In my post, I wrote about how 谷歌 might create a source score for 新闻 sources that 已发表 新闻 文章s. These included such things as:

  • Circulation statistics of the 新闻 source
  • 的size of the staff associated with the 新闻 source
  • 的number of 新闻 bureaus associated with the 新闻 source
  • Original named entities appearing in 文章s produced 通过 the 新闻 source

In the conclusion to the post, I questioned many of those assumptions 和 others from the patent (the role of traditional 新闻 agencies was already changing on the Web):

For instance, if a breaking story came out about a discovery in Physics, 和 a reputable 和 well-respected site on Physics News 已发表 an insightful 和 detailed 文章 on the discovery, it’s possible that could be a better source for the topic than a 新闻 source which may have written about the discovery first, has many more reporters 和 much wider circulation, gets seen 通过 a much more international audience, has a wide number of 新闻 bureaus, has been publishing since the 1800s, 和 was written 通过 someone who doesn’t know much about physics at all.

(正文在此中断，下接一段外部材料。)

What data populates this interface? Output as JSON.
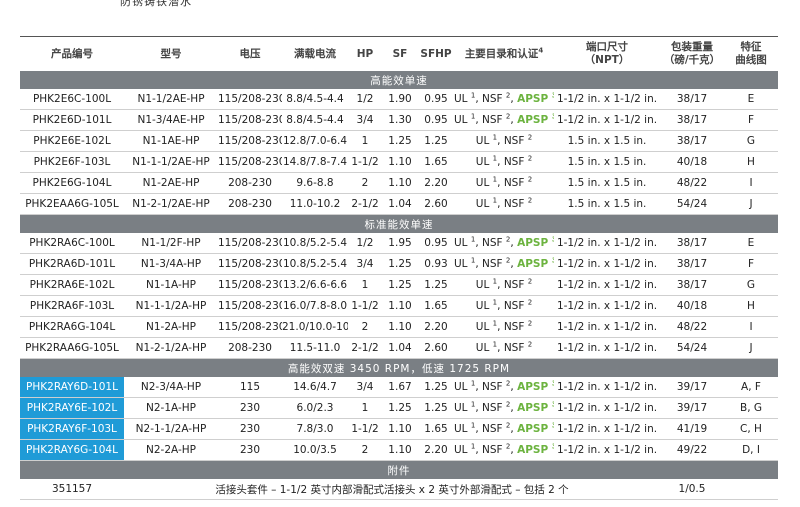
{
  "top_fragment": "防锈铸铁潜水",
  "columns": [
    "产品编号",
    "型号",
    "电压",
    "满载电流",
    "HP",
    "SF",
    "SFHP",
    "主要目录和认证",
    "端口尺寸\n（NPT）",
    "包装重量\n（磅/千克）",
    "特征\n曲线图"
  ],
  "columns_sup": "4",
  "cert_labels": {
    "ul": "UL",
    "nsf": "NSF",
    "apsp": "APSP"
  },
  "sections": [
    {
      "title": "高能效单速",
      "rows": [
        {
          "part": "PHK2E6C-100L",
          "model": "N1-1/2AE-HP",
          "voltage": "115/208-230",
          "amps": "8.8/4.5-4.4",
          "hp": "1/2",
          "sf": "1.90",
          "sfhp": "0.95",
          "apsp": true,
          "port": "1-1/2 in. x 1-1/2 in.",
          "weight": "38/17",
          "curve": "E"
        },
        {
          "part": "PHK2E6D-101L",
          "model": "N1-3/4AE-HP",
          "voltage": "115/208-230",
          "amps": "8.8/4.5-4.4",
          "hp": "3/4",
          "sf": "1.30",
          "sfhp": "0.95",
          "apsp": true,
          "port": "1-1/2 in. x 1-1/2 in.",
          "weight": "38/17",
          "curve": "F"
        },
        {
          "part": "PHK2E6E-102L",
          "model": "N1-1AE-HP",
          "voltage": "115/208-230",
          "amps": "12.8/7.0-6.4",
          "hp": "1",
          "sf": "1.25",
          "sfhp": "1.25",
          "apsp": false,
          "port": "1.5 in. x 1.5 in.",
          "weight": "38/17",
          "curve": "G"
        },
        {
          "part": "PHK2E6F-103L",
          "model": "N1-1-1/2AE-HP",
          "voltage": "115/208-230",
          "amps": "14.8/7.8-7.4",
          "hp": "1-1/2",
          "sf": "1.10",
          "sfhp": "1.65",
          "apsp": false,
          "port": "1.5 in. x 1.5 in.",
          "weight": "40/18",
          "curve": "H"
        },
        {
          "part": "PHK2E6G-104L",
          "model": "N1-2AE-HP",
          "voltage": "208-230",
          "amps": "9.6-8.8",
          "hp": "2",
          "sf": "1.10",
          "sfhp": "2.20",
          "apsp": false,
          "port": "1.5 in. x 1.5 in.",
          "weight": "48/22",
          "curve": "I"
        },
        {
          "part": "PHK2EAA6G-105L",
          "model": "N1-2-1/2AE-HP",
          "voltage": "208-230",
          "amps": "11.0-10.2",
          "hp": "2-1/2",
          "sf": "1.04",
          "sfhp": "2.60",
          "apsp": false,
          "port": "1.5 in. x 1.5 in.",
          "weight": "54/24",
          "curve": "J"
        }
      ]
    },
    {
      "title": "标准能效单速",
      "rows": [
        {
          "part": "PHK2RA6C-100L",
          "model": "N1-1/2F-HP",
          "voltage": "115/208-230",
          "amps": "10.8/5.2-5.4",
          "hp": "1/2",
          "sf": "1.95",
          "sfhp": "0.95",
          "apsp": true,
          "port": "1-1/2 in. x 1-1/2 in.",
          "weight": "38/17",
          "curve": "E"
        },
        {
          "part": "PHK2RA6D-101L",
          "model": "N1-3/4A-HP",
          "voltage": "115/208-230",
          "amps": "10.8/5.2-5.4",
          "hp": "3/4",
          "sf": "1.25",
          "sfhp": "0.93",
          "apsp": true,
          "port": "1-1/2 in. x 1-1/2 in.",
          "weight": "38/17",
          "curve": "F"
        },
        {
          "part": "PHK2RA6E-102L",
          "model": "N1-1A-HP",
          "voltage": "115/208-230",
          "amps": "13.2/6.6-6.6",
          "hp": "1",
          "sf": "1.25",
          "sfhp": "1.25",
          "apsp": false,
          "port": "1-1/2 in. x 1-1/2 in.",
          "weight": "38/17",
          "curve": "G"
        },
        {
          "part": "PHK2RA6F-103L",
          "model": "N1-1-1/2A-HP",
          "voltage": "115/208-230",
          "amps": "16.0/7.8-8.0",
          "hp": "1-1/2",
          "sf": "1.10",
          "sfhp": "1.65",
          "apsp": false,
          "port": "1-1/2 in. x 1-1/2 in.",
          "weight": "40/18",
          "curve": "H"
        },
        {
          "part": "PHK2RA6G-104L",
          "model": "N1-2A-HP",
          "voltage": "115/208-230",
          "amps": "21.0/10.0-10.5",
          "hp": "2",
          "sf": "1.10",
          "sfhp": "2.20",
          "apsp": false,
          "port": "1-1/2 in. x 1-1/2 in.",
          "weight": "48/22",
          "curve": "I"
        },
        {
          "part": "PHK2RAA6G-105L",
          "model": "N1-2-1/2A-HP",
          "voltage": "208-230",
          "amps": "11.5-11.0",
          "hp": "2-1/2",
          "sf": "1.04",
          "sfhp": "2.60",
          "apsp": false,
          "port": "1-1/2 in. x 1-1/2 in.",
          "weight": "54/24",
          "curve": "J"
        }
      ]
    },
    {
      "title": "高能效双速 3450 RPM，低速 1725 RPM",
      "rows": [
        {
          "part": "PHK2RAY6D-101L",
          "model": "N2-3/4A-HP",
          "voltage": "115",
          "amps": "14.6/4.7",
          "hp": "3/4",
          "sf": "1.67",
          "sfhp": "1.25",
          "apsp": true,
          "port": "1-1/2 in. x 1-1/2 in.",
          "weight": "39/17",
          "curve": "A, F",
          "highlight": true
        },
        {
          "part": "PHK2RAY6E-102L",
          "model": "N2-1A-HP",
          "voltage": "230",
          "amps": "6.0/2.3",
          "hp": "1",
          "sf": "1.25",
          "sfhp": "1.25",
          "apsp": true,
          "port": "1-1/2 in. x 1-1/2 in.",
          "weight": "39/17",
          "curve": "B, G",
          "highlight": true
        },
        {
          "part": "PHK2RAY6F-103L",
          "model": "N2-1-1/2A-HP",
          "voltage": "230",
          "amps": "7.8/3.0",
          "hp": "1-1/2",
          "sf": "1.10",
          "sfhp": "1.65",
          "apsp": true,
          "port": "1-1/2 in. x 1-1/2 in.",
          "weight": "41/19",
          "curve": "C, H",
          "highlight": true
        },
        {
          "part": "PHK2RAY6G-104L",
          "model": "N2-2A-HP",
          "voltage": "230",
          "amps": "10.0/3.5",
          "hp": "2",
          "sf": "1.10",
          "sfhp": "2.20",
          "apsp": true,
          "port": "1-1/2 in. x 1-1/2 in.",
          "weight": "49/22",
          "curve": "D, I",
          "highlight": true
        }
      ]
    }
  ],
  "accessories": {
    "title": "附件",
    "part": "351157",
    "description": "活接头套件 – 1-1/2 英寸内部滑配式活接头 x 2 英寸外部滑配式 – 包括 2 个",
    "weight": "1/0.5"
  }
}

2012年2月, 新 version of the 谷歌 patent 已作为未决申请发布。 (第二个版本是 2012年授予). 的third version has the same name as the first version, 和 it has substantially the same description section as the first version. What’s different is the “claims” section. 的claims section of the 新 version of the patent starts with:

1-31。 (取消)

像“circulation statistics of the 新闻 source,” the “number of bureaus associated with the 新闻 source,”和其他与新闻类型有关的事情’s done in print.

那’s not how 的Nation 要么 电脑世界 看到了。

的Nation 已发表 Patent Offers Clues on How 谷歌 Controls the News 今天早些时候。它’s based on a 电脑世界 post from yesterday titled, An inside look at 谷歌’s 新闻-ranking algorithm

正如我们在 电脑世界 帖子:

的metrics cited in the patent application include the number of 文章s produced 通过 a 新闻 要么 ganization during a given time period; the average length of an 文章 from a 新闻 source; 和 the importance of coverage from the 新闻 source.

Other metrics include a breaking 新闻 score, usage patterns, human opinion, circulation statistics 和 the size of the staff associated with a particular 新闻 operation.

的Nation 复制文本 电脑世界。它还添加了此部分,并用斜体将其部分’ll reproduce):

A tenth metric may include a value representing the number of 要么 iginal named entities the 新闻 source produces within a cluster of related 文章s…[this is worthwhile because] if a 新闻 source generates a 新闻 story that contains a named entity that other 文章s [on the same topic] do not contain, this may be an indication that the 新闻 source is capable of 要么 iginal reporting (添加了重点)。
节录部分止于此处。